What would happen to you if you said No to making him a separate meal? Would he sulk? Punish you in some way? Shout? Hurt you? Moan and cry? Ring his mum? I've seen it all on here.

He's already refused a perfectly generous compromise from you, so I'd go hard-core on him. 'I no longer have the time or the inclination to prepare separate meals for you. Sort yourself out with a sandwich or something.' And that's still a reasonable position to hold, you know.

NorthSouthcatlady · 08/10/2021 10:00

As my mum would say when l was a child “this isn’t a restaurant”. It’s confusing he thinks he lives in a restaurant. I would knock this on the head ASAP. Everyone eats the same and he does some cooking, plus takes the initiative instead of treating you like a project manager. He’s taking the piss and needs to step up. Let me guess; he thinks it’s best you don’t go back to work or you do everything you did on maternity leave PLUS everything you do now

TumtumTree · 08/10/2021 10:01

100% YANBU! Not sure I've ever seen that before!

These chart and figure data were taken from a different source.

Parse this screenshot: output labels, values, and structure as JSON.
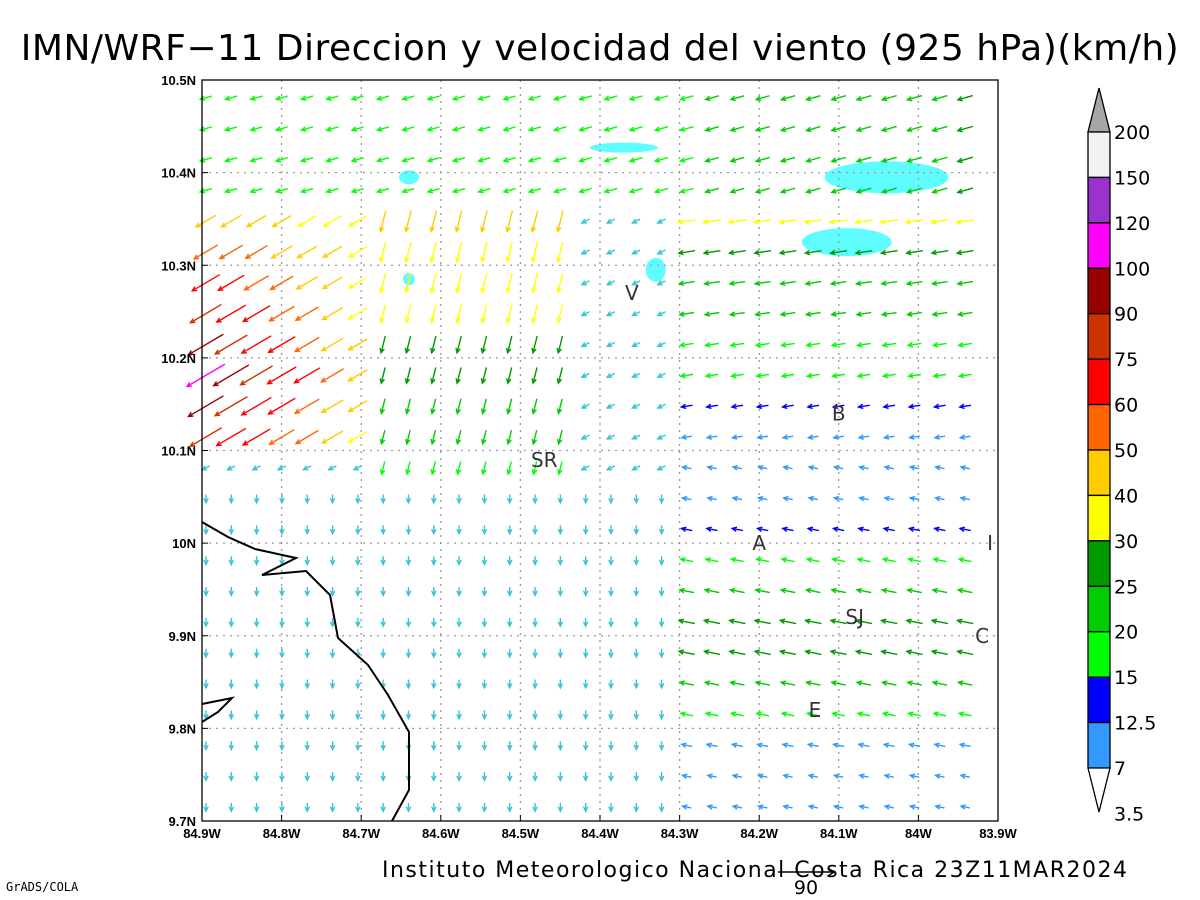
{
  "title": "IMN/WRF−11 Direccion y velocidad del viento (925 hPa)(km/h)",
  "footer": "Instituto Meteorologico Nacional Costa Rica  23Z11MAR2024",
  "credit": "GrADS/COLA",
  "reference_vector": {
    "label": "90",
    "value": 90
  },
  "chart_data": {
    "type": "vector_field",
    "title": "IMN/WRF−11 Direccion y velocidad del viento (925 hPa)(km/h)",
    "xlabel": "",
    "ylabel": "",
    "xlim": [
      -84.9,
      -83.9
    ],
    "ylim": [
      9.7,
      10.5
    ],
    "grid": true,
    "x_ticks": [
      "84.9W",
      "84.8W",
      "84.7W",
      "84.6W",
      "84.5W",
      "84.4W",
      "84.3W",
      "84.2W",
      "84.1W",
      "84W",
      "83.9W"
    ],
    "y_ticks": [
      "9.7N",
      "9.8N",
      "9.9N",
      "10N",
      "10.1N",
      "10.2N",
      "10.3N",
      "10.4N",
      "10.5N"
    ],
    "colorbar": {
      "labels": [
        "3.5",
        "7",
        "12.5",
        "15",
        "20",
        "25",
        "30",
        "40",
        "50",
        "60",
        "75",
        "90",
        "100",
        "120",
        "150",
        "200"
      ],
      "colors": [
        "#ffffff",
        "#5ffdff",
        "#3399ff",
        "#0000ff",
        "#00ff00",
        "#00cc00",
        "#009900",
        "#ffff00",
        "#ffcc00",
        "#ff6600",
        "#ff0000",
        "#cc3300",
        "#990000",
        "#ff00ff",
        "#9933cc",
        "#f2f2f2",
        "#a6a6a6"
      ]
    },
    "places": [
      {
        "name": "V",
        "lon": -84.36,
        "lat": 10.27
      },
      {
        "name": "SR",
        "lon": -84.47,
        "lat": 10.09
      },
      {
        "name": "B",
        "lon": -84.1,
        "lat": 10.14
      },
      {
        "name": "A",
        "lon": -84.2,
        "lat": 10.0
      },
      {
        "name": "I",
        "lon": -83.91,
        "lat": 10.0
      },
      {
        "name": "SJ",
        "lon": -84.08,
        "lat": 9.92
      },
      {
        "name": "C",
        "lon": -83.92,
        "lat": 9.9
      },
      {
        "name": "E",
        "lon": -84.13,
        "lat": 9.82
      }
    ],
    "shaded_regions_min_speed_kmh": 3.5,
    "wind_regimes": [
      {
        "region": "north band (10.35N-10.5N)",
        "direction_from": "ENE",
        "speed_kmh": [
          15,
          30
        ]
      },
      {
        "region": "northwest corner (84.9W-84.7W,10.1N-10.3N)",
        "direction_from": "NE",
        "speed_kmh": [
          40,
          110
        ]
      },
      {
        "region": "central (84.6W-84.4W,10.1N-10.3N)",
        "direction_from": "N",
        "speed_kmh": [
          15,
          45
        ]
      },
      {
        "region": "southwest (84.9W-84.3W,9.7N-10.05N)",
        "direction_from": "N",
        "speed_kmh": [
          3.5,
          15
        ]
      },
      {
        "region": "southeast (84.2W-83.9W,9.75N-10.1N)",
        "direction_from": "E",
        "speed_kmh": [
          7,
          30
        ]
      }
    ]
  }
}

WellLarDeDar · 08/10/2021 10:03

If he won't cook but will do other things can you ask him to pick up more slack elsewhere? (Yanbu I'm just suggesting another compromise.)

PinkSyCo · 08/10/2021 10:07

You’re expected to make him his lunch and his dinner every day? And different meals to what you and your DD are having too? Fuck that! I would be cooking his dinner for him only, and if he didn’t like what I was making he would be getting his own. On weekends I would definitely expect him to take over providing at least one meal too, whether that be him cooking, buying dinner out or a takeaway.

BlairWaldorfLovesShopping · 08/10/2021 10:16

Wow, I can't imagine my DH asking me to do something and me saying "I won't" full stop. (He knows that doing the bins is 100% his job atm as I'm heavily pregnant and pulling a wheelie bin exacerbates my pelvic pain, but normally we share that.) If your DH doesn't even give a reason for saying no then he's a dickhead. And this is why I make my DH share the maternity leave with me... then he can't get used to me doing more in the house for months without appreciating what it's like himself. We have always and will always share the cooking though.